For the second time this year, the EURCHF pair is in close proximity to the parity level of 1. The March attempt to go below this iconic mark was unsuccessful. Will the current attack on the EURCHF parity level be more successful?
The franc continues to be in demand after the National Bank of Switzerland sharply raised its key rate by 0.5% on June 16, which was a big surprise for many market participants. The fact that even after such a serious step the level of the key rate in Switzerland remains at a negative level (-0.25%) does not bother traders who continue to rely on the growth of the franc.
Of course, the general risk aversion in world markets plays in favor of the Swiss currency. The franc is one of the main defensive currencies, along with the US dollar and the Japanese yen. However, the Bank of Japan continues to ignore the general tightening of monetary policy, which clearly does not benefit the yen.
As for the American currency, its quotes already include an increase in the Fed's key rate above 3%. The possibility of an even more serious rate growth is very doubtful - a recession in the economy is becoming more and more likely, to combat which the Fed's tightening policy will have to be stopped.

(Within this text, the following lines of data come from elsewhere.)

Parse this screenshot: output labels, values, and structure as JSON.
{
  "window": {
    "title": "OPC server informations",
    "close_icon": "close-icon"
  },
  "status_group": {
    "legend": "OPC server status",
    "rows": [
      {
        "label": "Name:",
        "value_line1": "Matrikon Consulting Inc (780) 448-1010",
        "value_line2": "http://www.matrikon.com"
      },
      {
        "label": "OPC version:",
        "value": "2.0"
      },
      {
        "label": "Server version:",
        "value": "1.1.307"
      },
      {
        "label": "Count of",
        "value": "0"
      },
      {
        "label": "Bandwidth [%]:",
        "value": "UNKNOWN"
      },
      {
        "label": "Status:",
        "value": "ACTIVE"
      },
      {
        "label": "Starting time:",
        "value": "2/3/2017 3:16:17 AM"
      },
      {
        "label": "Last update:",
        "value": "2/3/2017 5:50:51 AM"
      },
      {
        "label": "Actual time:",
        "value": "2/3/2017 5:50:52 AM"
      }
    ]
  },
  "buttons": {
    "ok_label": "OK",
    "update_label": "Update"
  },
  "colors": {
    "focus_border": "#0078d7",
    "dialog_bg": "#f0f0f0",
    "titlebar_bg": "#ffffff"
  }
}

As for the Swiss regulator, given its current negative value, the potential for a rate hike is much greater.
The euro still does not look stable, despite the promises of the ECB to finally start raising rates starting from the next meeting on July 21. An old problem is that the growth of European bond yields is too uneven, threatening a new debt crisis similar to that of 2011 and 2012. The mechanism for smoothing the difference in bond yields has not yet been officially presented, but in any case it will limit yields and reduce the attractiveness of euro assets.

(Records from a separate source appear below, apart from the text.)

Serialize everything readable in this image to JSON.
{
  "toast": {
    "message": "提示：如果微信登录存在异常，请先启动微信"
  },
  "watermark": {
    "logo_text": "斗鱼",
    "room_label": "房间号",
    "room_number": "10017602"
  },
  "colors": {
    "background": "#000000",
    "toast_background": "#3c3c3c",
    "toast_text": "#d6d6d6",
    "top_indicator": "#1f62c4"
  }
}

And yet, it is quite possible to count on some rise in EURCHF. Given the clear signs of oversold RSI, as well as the high psychological significance of the parity level, a sharp breakdown of the 1 mark looks unlikely. On the contrary, at the parity level, there are probably many orders to buy EURCHF with the expectation of a short-term upward rebound.
Nevertheless, in the medium term it is not recommended to make too serious bets on the growth of the euro - fundamentally, the European currency remains weak, which is confirmed by the main macroeconomic indicators.
Following trading strategy can be offered:
Buy EURCHF when falling to level 1. Take profit 1 - 1.012. Take profit 2 - 1.02. Stop loss - 0.997.
Also, traders, at their discretion, can use Trailing stop instead of a fixed Stop loss.
This content is for informational purposes only and is not intended to be investing advice.